Após o descobrimento de ossadas do século XVIII no local, memorial da população negra vira lei

Por Rafaela Bonilla - 30 jan 2020, 13h57

O prefeito de São Paulo, Bruno Covas, promulgou nesta terça-feira (28) a lei n°17.310 que oficializa a criação do Memorial dos Aflitos no bairro da Liberdade, região central de São Paulo. O espaço será destinado à preservação de acervo arqueológico e memória da população negra que viveu nesta região durante o período da escravidão.

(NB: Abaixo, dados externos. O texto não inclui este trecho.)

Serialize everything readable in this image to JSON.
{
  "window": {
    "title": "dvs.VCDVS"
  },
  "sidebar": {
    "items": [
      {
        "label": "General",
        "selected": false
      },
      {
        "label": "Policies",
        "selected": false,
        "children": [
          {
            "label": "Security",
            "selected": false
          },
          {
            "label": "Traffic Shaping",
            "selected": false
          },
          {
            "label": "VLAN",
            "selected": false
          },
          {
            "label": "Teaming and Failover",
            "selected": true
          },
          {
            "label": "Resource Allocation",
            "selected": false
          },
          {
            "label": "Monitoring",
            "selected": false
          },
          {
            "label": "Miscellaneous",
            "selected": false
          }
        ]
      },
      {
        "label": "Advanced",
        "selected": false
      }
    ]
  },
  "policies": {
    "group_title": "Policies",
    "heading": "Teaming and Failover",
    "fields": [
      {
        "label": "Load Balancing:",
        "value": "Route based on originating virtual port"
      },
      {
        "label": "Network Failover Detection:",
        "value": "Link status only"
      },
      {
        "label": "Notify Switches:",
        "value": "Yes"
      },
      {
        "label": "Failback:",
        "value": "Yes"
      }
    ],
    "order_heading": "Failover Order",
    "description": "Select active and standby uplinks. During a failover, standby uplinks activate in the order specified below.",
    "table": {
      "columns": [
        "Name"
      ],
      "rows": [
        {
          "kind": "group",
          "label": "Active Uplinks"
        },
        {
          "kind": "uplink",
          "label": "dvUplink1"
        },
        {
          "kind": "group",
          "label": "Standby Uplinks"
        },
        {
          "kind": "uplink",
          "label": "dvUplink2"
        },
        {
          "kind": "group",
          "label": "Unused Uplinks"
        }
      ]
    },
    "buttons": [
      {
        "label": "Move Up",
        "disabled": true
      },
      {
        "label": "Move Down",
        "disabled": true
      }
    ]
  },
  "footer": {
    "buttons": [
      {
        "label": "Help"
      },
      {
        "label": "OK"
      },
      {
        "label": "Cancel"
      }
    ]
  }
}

O memorial abrigará as descobertas arqueológicas do pedaço, ossadas e demais resquícios do antigo Cemitério dos Aflitos, o primeiro cemitério público da capital, que funcionou junto à Capela dos Aflitos no século XVIII.

A necrópole era destinada a escravos, em sua maioria enforcados no Largo da Forca – atual Largo da Liberdade. Este ficava próximo a um pelourinho. Hoje rodeada por construções, a antiga e deteriorada Capela de Nossa Senhora dos Aflitos, tombada em 1991 e em funcionamento, é o único resquício do cemitério.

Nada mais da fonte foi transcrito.